Architecture’s peak bodies continue to advocate – with a mix of plaintiveness and success – for the role of design in addressing housing crisis. The NSW state government architect this year made a bold intervention with the Housing Pattern Book initiative, selling exemplary housing designs at peppercorn pricing with a streamlined planning approval process.

The rise of build-to-rent development continues, as does the design aspiration in such projects. Bates Smart’s Indi Sydney tower built above Gadigal metro station is a case in point. Profit-driven solutions won’t solve the problem of housing affordability, but they do hold the promise of producing some robust, high-performance buildings.

Other interventions that could improve affordability at the speed and scale we need it have gained traction this year – with prefabrication and other “modern methods of construction”. These don’t have to be dour exercises in minimising space and amenity, as Blok Three Sisters – a triplet of townhouses on Stradbroke Island by Blok Modular with Vokes and Peters – has shown.

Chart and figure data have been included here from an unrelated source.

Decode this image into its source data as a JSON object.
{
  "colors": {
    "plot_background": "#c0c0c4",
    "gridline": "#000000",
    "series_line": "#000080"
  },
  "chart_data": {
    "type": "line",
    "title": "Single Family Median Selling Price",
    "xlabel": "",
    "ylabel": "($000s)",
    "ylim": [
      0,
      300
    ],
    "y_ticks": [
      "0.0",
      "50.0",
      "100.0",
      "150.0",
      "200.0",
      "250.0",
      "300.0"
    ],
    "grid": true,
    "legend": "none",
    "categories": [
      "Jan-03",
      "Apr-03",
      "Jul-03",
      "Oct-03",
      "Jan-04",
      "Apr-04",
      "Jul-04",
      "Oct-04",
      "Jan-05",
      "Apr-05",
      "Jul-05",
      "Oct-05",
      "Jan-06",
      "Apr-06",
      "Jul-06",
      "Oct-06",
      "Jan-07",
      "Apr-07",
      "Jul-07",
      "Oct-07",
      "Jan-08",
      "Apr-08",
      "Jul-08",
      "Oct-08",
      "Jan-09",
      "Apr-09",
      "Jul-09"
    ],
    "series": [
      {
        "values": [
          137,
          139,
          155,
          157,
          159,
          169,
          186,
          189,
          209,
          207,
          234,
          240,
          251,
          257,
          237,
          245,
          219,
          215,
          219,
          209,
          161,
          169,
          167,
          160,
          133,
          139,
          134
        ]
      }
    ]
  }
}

In Victoria, thousands of occupants of public housing towers still wait under the threat of dislocation and demolition while in Sydney, BVN has completed the revised Sirius building, converting it from brutalist public housing into much softened and sanitised – and expensive – private apartments. It’s true the building has been saved and the conversion is sympathetic to Tao Gofers’ original design, but what about its social and political ideals? Displaced, just like the public housing tenants who used to call it home.